With the birth of the vertical cities, architects have become experts at organizing urban densities. However, there is now an opportunity for architecture to interconnect and become its own network as a tool for urban planning. Otherwise, it would have truly reached a stagnation point that can only develop formally. The Plan Voisin attempts to balance the geometrical infrastructure and architecture with a more natural layout of parkland. Nonetheless, one cannot ignore the mega massing of architecture versus landscape, which seems to be one of the first major missteps that have isolated the urban planners from the architects, pushing us towards decorating the urban fabric, rather than designing the entire cut. In addition, Le Corbusier’s belief that the center must remain the center in order to be able to accommodate the plan he proposes the conversion of Paris into a tabula rasa which is an extreme application of Koolhaas’s modern phrase ‘Fuck Context’. Nicolai Ouroussoff once described Koolhaas as ‘a reluctant architect.’7 I disagree. In fact, Koolhaas is in constant oscillation between the built and unbuilt. It reflects his metropolitan mindset, between buildings and their arrangements (the city), reflecting not reluctance but commitment to this precarious balance.
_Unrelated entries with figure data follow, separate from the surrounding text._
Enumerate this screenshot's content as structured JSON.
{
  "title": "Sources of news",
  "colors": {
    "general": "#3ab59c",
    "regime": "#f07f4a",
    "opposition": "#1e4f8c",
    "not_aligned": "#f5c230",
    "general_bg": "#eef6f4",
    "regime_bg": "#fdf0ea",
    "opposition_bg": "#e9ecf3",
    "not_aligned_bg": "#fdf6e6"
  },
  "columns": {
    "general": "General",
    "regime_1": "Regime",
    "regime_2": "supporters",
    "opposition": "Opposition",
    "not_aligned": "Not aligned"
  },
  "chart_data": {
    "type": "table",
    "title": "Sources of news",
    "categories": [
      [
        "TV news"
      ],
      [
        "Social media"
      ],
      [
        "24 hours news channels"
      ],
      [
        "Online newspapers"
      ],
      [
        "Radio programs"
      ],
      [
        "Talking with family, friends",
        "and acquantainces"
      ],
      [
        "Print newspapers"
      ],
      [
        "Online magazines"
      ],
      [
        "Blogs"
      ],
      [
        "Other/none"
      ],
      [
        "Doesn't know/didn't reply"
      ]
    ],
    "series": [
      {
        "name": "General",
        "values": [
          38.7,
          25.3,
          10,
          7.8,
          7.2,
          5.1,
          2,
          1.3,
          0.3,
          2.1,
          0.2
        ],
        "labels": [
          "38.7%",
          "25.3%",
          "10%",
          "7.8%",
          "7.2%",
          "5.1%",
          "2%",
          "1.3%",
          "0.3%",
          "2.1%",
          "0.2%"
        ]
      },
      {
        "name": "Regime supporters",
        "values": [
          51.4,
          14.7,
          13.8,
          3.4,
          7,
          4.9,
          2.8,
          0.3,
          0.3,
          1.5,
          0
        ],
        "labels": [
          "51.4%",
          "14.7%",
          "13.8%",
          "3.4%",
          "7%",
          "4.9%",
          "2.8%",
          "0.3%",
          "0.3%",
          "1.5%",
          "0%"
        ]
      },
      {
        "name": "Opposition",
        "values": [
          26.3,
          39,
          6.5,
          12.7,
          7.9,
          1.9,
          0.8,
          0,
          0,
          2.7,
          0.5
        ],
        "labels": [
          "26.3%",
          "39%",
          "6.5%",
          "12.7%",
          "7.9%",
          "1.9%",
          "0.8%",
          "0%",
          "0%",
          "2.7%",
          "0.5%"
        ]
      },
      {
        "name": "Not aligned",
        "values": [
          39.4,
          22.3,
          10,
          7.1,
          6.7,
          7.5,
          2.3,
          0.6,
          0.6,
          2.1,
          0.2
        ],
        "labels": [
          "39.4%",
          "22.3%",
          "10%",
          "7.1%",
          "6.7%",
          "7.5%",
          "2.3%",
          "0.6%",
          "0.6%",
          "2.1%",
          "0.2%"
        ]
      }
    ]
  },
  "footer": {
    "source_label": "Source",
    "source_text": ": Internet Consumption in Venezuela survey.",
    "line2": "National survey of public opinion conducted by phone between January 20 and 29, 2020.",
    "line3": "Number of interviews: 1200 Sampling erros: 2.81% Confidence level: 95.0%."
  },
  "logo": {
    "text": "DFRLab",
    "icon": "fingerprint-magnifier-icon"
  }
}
While many architects are happily contained in plot lines, designing objects for the landscape, Koolhaas decides to bring the field into the object, allowing for a distortion of the inside, outside and the in between, which creates an extremely unique moment of ‘alles ist architektur.’8 This creates an endless process of connectivity and the elimination of the line that was drawn by planners between architecture and what is not, allowing the architecture to finally expand its territory and develop the in between. Through these means, the field can overcome its stagnation, and reoccupy its place as the city’s architect.